SEBORRHEIC DERMATITIS

Seborrheic dermatitis is often mistaken for eczema. It manifests as dry, burning, often itchy red rash in a typical distribution pattern affecting the scalp, nasolabial folds, eyebrows, ears, neck, and chest. It can also affect infants (cradle cap). It is also a chronic relapsing condition.

  • There are two schools of thought as to what contributes to seborrhea: overgrowth of yeast and/or inflammation
  • The face is often dry and flaky, so avoidance of harsh soaps can be helpful
  • Believe it or not, I often recommend my patients use Selsun Blue or Head and Shoulders shampoo to wash the affected areas carefully—allow the suds of shampoo to sit for a couple of minutes before washing
  • Topical antifungal therapy can also be helpful, particularly ketoconazole shampoo, cream, or gel
  • Topical steroids and immunomodulators are often helpful again, but I ask my patients to limit their use to only times they are flaring
  • Favorite gentle washes to recommend: Cerave, Cetaphil, Purpose, Aquanil, Epionce Gentle Foaming Cleanser
  • Favorite moisturizers: same as noted above for eczema, making special note of marula and argon oil for those who have a tendency to break out

Recalcitrant scalp disease can be very difficult to treat. I often have my patients dampen their scalp before bedtime, apply a mixture of equal parts coconut oil and sunflower seed oil to their scalp, and sleep overnight. The next morning, take a soft bristle toothbrush to gently wash out sa cale. Alternate shampoos with Neutrogena T-gel (to help soften scale) and Neutrogena T-sal (to help shed scale). Often times, immediate application of a high potency steroid right after emerging from the shower can provide relief. Repeating this regimen daily for 2-3 nights will often give rapid relief.

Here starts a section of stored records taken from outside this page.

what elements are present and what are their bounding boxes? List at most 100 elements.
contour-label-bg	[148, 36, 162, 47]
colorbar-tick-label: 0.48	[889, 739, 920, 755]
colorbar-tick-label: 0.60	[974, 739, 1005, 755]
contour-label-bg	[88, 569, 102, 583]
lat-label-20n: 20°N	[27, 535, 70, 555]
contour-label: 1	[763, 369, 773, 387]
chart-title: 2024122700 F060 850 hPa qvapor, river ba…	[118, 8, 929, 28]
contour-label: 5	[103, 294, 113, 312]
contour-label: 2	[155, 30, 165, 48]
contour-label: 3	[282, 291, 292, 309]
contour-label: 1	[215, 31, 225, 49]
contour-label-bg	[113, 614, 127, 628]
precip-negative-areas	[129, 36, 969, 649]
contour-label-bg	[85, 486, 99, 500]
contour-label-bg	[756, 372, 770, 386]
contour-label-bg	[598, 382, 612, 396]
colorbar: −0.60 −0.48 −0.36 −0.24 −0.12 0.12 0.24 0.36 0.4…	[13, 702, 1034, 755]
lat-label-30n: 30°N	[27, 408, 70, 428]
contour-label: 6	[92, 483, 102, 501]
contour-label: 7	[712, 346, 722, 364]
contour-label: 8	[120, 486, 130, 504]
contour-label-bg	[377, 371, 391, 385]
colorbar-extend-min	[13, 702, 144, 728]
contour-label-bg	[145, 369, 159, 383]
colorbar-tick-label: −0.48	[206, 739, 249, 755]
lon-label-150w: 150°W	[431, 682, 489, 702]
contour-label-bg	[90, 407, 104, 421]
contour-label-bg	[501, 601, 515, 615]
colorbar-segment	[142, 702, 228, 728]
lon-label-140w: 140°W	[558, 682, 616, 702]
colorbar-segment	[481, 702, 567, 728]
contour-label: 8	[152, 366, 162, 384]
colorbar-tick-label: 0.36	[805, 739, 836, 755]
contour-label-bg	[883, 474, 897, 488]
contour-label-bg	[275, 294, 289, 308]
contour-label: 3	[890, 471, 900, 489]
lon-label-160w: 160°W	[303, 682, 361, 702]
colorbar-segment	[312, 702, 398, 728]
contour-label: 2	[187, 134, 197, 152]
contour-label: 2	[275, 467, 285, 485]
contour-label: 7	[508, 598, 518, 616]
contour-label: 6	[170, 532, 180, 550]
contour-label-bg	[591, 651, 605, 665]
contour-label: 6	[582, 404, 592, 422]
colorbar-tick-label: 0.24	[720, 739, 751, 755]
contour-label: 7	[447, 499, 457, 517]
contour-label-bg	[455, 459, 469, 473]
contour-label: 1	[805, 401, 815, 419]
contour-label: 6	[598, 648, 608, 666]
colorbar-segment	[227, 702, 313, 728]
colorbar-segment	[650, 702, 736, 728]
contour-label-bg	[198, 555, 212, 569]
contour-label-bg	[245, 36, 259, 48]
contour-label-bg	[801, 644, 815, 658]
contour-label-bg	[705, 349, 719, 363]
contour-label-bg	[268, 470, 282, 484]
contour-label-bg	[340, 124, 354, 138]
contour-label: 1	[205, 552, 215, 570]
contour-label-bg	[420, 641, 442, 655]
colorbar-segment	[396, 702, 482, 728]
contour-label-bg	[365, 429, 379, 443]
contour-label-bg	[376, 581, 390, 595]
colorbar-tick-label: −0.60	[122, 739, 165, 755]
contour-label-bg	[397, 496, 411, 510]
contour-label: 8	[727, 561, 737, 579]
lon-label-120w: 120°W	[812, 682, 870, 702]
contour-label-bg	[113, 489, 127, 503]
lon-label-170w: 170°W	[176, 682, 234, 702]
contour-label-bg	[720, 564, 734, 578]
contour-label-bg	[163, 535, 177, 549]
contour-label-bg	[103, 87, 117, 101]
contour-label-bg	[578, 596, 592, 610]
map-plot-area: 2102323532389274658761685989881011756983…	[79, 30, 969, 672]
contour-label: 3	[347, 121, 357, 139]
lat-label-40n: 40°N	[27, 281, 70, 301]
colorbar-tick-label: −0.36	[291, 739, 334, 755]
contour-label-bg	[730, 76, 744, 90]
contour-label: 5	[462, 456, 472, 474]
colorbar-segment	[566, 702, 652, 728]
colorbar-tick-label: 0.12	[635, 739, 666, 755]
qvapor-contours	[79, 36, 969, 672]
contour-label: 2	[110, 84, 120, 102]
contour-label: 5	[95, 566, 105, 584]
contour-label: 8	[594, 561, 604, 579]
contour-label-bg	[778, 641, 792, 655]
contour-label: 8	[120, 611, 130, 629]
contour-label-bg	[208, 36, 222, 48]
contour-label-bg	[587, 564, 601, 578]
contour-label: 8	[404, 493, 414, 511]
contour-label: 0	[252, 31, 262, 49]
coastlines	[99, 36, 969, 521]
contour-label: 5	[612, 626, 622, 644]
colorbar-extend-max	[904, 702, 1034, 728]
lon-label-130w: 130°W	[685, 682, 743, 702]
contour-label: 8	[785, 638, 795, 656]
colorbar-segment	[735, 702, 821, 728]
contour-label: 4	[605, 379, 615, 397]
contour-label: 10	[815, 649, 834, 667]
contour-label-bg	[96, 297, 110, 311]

SK: I also use P and S scalp solution to help loosen scales. I am also a fan of tea tree oil as it has a mild antiseptic effect.  I DO NOT recommend olive oil — I learned this the hard way with scalp seborrhea.  As it turns out, olive oil is the lab medium for growth of the yeast implicated in seborrhea.  So, no olive oil.

I echo Sheila’s sentiments about olive oil—and love tea tree oil as well! Tea tree oil comes as a concentrate OR as a shampoo, and I recommend both several times a day!